What are you hungry for? Depending on where you live, a driver will bring it to you?
In 2018, Frost and Sullivan estimated the food delivery service industry generated $82 billion in gross revenue and predicted that this number will more than double by 2025. So, $164 billion in four years.
Several players are competing for restauranteurs’ attention and end-user preference. Uber Eats is currently the second-largest player in the food delivery sector, owning 22 percent of the market, according to market research firm Edison Trends, preceded by DoorDash (35 percent) and followed by Grubhub (22 percent) and Postmates (10 percent).
Uber Eats is also working to take quirky worldwide.
Interesting. But do any of the above commercials make you hungry and ready to order breakfast, lunch, or dinner? Probably not, as the commercials do not feature food.

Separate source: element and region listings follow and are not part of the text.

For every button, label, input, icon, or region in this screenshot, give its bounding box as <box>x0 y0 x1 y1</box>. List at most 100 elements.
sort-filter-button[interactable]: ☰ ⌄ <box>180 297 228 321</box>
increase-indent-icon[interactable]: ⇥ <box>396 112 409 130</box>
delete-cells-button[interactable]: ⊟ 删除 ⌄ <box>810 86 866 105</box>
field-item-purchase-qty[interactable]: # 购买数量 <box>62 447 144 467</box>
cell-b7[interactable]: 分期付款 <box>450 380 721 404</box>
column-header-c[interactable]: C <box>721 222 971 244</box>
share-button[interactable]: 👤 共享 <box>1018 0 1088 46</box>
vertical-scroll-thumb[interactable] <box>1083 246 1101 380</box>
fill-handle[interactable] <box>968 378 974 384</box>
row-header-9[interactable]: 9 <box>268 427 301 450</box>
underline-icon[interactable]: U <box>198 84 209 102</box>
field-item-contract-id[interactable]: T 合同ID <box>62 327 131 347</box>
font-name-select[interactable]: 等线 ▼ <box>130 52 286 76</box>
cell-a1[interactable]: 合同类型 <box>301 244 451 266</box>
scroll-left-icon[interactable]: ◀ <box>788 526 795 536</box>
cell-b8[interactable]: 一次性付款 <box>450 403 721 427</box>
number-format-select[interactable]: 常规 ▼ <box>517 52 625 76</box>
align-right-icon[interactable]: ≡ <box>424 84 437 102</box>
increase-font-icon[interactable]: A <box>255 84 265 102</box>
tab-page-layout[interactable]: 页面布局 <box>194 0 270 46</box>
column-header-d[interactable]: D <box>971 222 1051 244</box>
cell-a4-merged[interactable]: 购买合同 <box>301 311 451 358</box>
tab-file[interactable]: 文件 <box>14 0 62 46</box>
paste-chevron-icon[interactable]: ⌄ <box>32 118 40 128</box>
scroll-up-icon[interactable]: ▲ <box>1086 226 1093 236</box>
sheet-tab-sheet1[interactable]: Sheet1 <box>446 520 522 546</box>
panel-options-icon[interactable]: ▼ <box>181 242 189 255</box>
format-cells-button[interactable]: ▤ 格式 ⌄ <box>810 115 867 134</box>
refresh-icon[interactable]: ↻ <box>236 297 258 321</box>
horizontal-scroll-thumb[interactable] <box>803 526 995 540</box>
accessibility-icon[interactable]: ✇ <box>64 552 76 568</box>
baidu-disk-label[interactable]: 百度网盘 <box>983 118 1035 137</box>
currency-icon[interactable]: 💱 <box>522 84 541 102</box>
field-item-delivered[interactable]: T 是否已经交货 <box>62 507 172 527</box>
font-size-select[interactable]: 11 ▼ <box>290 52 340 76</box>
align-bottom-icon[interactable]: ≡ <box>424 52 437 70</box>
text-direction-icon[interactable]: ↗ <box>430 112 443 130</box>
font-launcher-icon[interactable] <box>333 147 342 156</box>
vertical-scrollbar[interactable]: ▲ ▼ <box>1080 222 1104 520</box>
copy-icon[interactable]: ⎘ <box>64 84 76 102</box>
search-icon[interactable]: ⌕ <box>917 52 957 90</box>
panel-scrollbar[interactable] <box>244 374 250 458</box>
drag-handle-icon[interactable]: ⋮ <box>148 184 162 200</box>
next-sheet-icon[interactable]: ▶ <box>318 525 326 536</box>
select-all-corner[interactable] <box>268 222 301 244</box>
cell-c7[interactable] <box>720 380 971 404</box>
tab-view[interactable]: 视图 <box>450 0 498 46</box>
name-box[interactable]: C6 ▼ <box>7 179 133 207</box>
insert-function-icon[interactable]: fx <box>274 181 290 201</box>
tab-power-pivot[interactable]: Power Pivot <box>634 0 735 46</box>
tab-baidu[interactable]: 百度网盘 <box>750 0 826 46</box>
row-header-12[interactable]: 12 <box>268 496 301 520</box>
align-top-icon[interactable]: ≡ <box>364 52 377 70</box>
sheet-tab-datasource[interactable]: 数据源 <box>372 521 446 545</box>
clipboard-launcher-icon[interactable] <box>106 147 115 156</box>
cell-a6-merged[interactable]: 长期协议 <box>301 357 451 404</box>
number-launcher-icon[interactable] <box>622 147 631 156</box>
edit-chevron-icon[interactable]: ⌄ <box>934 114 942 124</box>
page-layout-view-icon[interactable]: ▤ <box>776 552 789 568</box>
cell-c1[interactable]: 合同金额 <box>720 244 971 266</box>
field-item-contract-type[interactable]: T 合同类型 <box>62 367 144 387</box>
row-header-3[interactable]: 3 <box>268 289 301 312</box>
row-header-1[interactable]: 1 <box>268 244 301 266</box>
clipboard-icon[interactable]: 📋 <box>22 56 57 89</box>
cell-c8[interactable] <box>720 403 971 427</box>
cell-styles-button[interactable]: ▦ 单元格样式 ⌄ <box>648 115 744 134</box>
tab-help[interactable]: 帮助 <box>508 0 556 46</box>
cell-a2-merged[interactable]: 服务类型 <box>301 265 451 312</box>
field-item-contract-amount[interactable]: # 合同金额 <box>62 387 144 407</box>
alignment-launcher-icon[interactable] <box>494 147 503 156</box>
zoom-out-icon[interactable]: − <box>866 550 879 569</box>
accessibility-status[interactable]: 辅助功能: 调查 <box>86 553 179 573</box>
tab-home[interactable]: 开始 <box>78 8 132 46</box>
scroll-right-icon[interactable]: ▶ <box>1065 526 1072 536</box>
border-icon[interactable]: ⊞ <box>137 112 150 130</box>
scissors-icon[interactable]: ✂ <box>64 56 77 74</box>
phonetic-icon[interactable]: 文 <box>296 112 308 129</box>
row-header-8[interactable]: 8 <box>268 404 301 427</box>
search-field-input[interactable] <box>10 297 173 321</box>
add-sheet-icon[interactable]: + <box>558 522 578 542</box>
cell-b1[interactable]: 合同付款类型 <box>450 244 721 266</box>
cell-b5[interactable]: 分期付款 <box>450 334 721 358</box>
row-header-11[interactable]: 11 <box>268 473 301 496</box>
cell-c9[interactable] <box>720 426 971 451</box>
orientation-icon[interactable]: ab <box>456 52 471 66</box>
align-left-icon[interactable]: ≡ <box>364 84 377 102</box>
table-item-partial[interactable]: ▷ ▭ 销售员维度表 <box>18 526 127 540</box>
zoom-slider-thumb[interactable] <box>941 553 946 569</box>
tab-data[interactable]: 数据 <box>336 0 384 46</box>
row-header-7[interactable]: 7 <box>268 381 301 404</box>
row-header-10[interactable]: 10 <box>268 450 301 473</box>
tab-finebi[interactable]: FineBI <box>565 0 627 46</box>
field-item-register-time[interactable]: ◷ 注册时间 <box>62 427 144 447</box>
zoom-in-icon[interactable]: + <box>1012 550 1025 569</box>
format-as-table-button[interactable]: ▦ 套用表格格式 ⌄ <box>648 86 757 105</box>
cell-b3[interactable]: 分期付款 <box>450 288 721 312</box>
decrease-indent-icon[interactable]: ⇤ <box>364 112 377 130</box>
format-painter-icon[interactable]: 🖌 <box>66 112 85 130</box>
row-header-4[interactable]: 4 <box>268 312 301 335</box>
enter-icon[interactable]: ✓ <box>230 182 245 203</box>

Postmates Whets Appetites with This Spoofvertising
This is how you get people to dial in an order.
Dan Goldgeier and I discuss this campaign from Postmates on the most recent episode of Ad Chatter.
Running A Restaurant While Running Web Apps
Restaurant owners and managers are under intense pressure to survive today. They have little time for figuring out which delivery service is best and the best deal for all.
I ordered takeout from Tuk Tuk in S. Austin yesterday and the Thai restaurant used Menufy to process my order. Like the explainer video says, it was seamless on my end.
Favor, The Delivery Service for Texans
As part of the H-E-B family, Favor is committed to helping as many Texans as possible get the groceries they need. That’s why, starting last April, Favor started offering two-hour delivery of everyday essentials from H-E-B, Central Market, and Joe V’s.